The artist's work has been displayed in automotive museums the world over. Those featuring a complete collection are the Blackhawk Museum in Danville, Calif., the Car Rail Museum in Detroit, the Rosso Bianco Museum in Germany, the National Automobile Museum in Holland and the Guggisburg Museum in Switzerland.
The latest issue of Automobile Quarterly, a periodical for automobile connoisseurs, features Wanlass' art on its cover and in a full-length article, which calls him the "sculptor of motion."
BYU professors say he was an ideal fit for the automotive theme of the PACE announcement.
"Stanley has been a good friend to both the technology and art departments over the years," said John Marshall, a professor of industrial design. "He is the perfect person to help us commemorate this event."
After graduation from BYU in 1966, Wanlass taught art at the European Art Academy in Paris and the University of Grenoble, France.

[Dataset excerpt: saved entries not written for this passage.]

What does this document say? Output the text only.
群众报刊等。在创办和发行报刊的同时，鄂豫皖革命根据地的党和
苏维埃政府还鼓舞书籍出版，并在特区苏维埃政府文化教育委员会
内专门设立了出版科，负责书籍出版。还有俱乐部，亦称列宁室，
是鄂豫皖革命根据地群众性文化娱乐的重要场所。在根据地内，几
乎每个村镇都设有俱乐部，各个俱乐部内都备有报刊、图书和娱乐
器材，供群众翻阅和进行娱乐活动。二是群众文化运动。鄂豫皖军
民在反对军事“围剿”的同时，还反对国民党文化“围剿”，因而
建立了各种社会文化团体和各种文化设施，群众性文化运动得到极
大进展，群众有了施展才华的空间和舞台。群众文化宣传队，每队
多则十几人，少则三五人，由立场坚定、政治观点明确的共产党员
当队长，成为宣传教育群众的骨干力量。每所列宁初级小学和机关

He has also taught at universities in the United States and Canada. After giving up teaching to sculpt full time, Wanlass was commissioned for numerous historical sculptures in the United States and internationally.
Wanlass' time at BYU was influential in his decision to pursue a career in art. After winning the school's Merrill Award for sculpture in 1965 and the Brockbank Award for painting in 1966, he began to believe in his own abilities as an artist.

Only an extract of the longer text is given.